How Tamr Removes a Massive Barrier to Data-Driven Marketing
A recent Infogroup study unearthed a deep pain point for marketers chasing the big data promise of a 360-degree customer view: they don’t trust that their customer data is ready for the analysis it deserves.
Infogroup’s “Big Data’s Big Payday” report found that just 21% of the ~600 marketers surveyed at the 2014 DMA Annual Conference & Exhibition said they are “’very confident’ in the accuracy and completeness of their customer profiles, and 15% said data collection will be their biggest data-related challenge this year, following only analysis (21%) and application (16%).”
It would appear that this lack of confidence has become a barrier to fulfilling one of big data’s most valuable use cases – personalize marketing campaigns. According to Infogroup:
When asked what stands in the way of implementing personalized campaigns, marketers blamed difficulty integrating across channels (40%), lack of quality customer data for segmentation (35%), and fragmented systems (32%).
Customer data is among an enterprise’s most valuable assets … nothing less than high-octane fuel for customer sales, retention and service. Understandably, the number of marketers investing in data-driven marketing is accelerating – from 54% in 2013 to 62% in 2015, according to Infogroup.
The problem is, the systems that marketers have invested in for capturing customer information are often dedicated to single functions or geographies – creating the very data fragmentation, quality and integration barriers that Infogroup’s marketers blame for limiting usage. Historically, data silos in the enterprise have been difficult to unify, causing a large bottleneck for downstream analytics and applications. Traditional ‘top-down’ approaches of standardizing enterprise data just can’t deal with the scale of data variety found in today’s enterprise. And this is before marketers even begin to account for external customer data sources like social media, 3rd-party data sets, etc. – which only expand segmentation and personalization possibilities.
The bottom line: the volume and variety of internal and external marketing data available to the modern enterprise is enough to choke traditional top-down data integration and preparation systems. So data marketers end up doing something entirely rational in this context: take what data they think their system can handle and leave the rest for another day.
That day has come – brought to you by Tamr.
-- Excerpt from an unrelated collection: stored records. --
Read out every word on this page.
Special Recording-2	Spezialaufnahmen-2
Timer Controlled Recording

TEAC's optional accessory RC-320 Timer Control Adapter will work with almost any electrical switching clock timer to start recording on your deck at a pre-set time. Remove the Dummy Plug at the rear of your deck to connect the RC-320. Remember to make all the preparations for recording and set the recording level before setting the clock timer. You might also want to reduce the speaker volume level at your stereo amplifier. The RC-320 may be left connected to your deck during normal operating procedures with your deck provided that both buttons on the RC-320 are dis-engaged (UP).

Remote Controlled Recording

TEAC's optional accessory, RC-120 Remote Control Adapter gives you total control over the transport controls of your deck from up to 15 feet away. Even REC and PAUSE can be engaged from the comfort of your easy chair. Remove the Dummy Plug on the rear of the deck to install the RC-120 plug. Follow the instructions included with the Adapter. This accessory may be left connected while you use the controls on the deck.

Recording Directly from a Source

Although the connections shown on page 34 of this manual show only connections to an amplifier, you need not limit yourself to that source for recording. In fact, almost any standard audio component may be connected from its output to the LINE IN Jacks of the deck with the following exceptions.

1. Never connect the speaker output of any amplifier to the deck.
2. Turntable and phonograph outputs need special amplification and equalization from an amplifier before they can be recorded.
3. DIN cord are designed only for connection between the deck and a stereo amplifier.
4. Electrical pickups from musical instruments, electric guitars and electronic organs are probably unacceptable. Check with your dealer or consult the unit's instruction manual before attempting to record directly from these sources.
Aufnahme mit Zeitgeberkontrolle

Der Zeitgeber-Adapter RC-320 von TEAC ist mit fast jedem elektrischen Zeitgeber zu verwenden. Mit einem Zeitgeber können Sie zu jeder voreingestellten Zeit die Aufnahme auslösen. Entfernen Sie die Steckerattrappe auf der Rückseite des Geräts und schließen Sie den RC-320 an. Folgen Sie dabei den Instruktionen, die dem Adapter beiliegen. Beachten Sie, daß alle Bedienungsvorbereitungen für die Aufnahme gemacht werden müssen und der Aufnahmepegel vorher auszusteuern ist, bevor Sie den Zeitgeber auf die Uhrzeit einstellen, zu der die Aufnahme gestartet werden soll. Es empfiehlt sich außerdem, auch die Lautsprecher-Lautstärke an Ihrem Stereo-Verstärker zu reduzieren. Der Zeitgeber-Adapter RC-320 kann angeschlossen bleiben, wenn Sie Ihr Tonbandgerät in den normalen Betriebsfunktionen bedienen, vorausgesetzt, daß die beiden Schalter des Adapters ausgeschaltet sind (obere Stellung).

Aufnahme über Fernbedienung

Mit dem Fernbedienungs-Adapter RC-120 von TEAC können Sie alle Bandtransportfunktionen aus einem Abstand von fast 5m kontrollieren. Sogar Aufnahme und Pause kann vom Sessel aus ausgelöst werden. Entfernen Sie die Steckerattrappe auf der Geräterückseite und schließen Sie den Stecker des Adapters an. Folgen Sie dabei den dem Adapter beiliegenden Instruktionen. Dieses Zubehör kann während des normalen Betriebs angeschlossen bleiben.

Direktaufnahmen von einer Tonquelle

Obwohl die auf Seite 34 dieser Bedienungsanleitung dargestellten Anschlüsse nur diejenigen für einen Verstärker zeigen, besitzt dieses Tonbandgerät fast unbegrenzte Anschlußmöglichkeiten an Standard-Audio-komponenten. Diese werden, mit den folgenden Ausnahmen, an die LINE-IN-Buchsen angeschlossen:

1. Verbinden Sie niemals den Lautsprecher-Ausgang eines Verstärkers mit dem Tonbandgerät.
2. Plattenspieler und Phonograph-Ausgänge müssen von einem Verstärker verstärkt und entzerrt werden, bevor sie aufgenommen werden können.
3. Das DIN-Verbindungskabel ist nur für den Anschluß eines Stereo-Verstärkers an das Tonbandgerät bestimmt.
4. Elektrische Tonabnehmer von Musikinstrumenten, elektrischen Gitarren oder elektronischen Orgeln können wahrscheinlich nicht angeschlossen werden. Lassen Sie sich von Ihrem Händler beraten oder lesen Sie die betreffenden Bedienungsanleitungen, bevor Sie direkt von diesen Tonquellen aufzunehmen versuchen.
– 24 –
Tamr’s Customer Data Integration solution flips the traditional top-down approach on its head, using a bottom-up, probabilistic model reminiscent of Google’s solution for web search and connection.
- Tamr’s machine learning algorithms perform most of the work, unifying up to 90% of customer sources, attributes and entities (names, addresses, demographics, emails, etc.) without human intervention.
- When the Tamr system can’t resolve connections automatically, it calls for human expert guidance, using people in the organization familiar with the data to weigh in on the mapping and improve its quality, integrity and speed.
- RESTful APIs then deliver a consolidated view of customer information wherever your analysts need it: from spreadsheets to business intelligence platforms and next-generation analytic tools.
The result of Tamr’s Customer Data Integration solution? A unified, 360-degree view of internal and external customer data that’s prepared for analysis (like demographic and behavioral segmentation or predictive analytics) and applications (like sophisticated cross-selling and personalized marketing) that can accelerate any enterprise’s return on their big marketing data investment.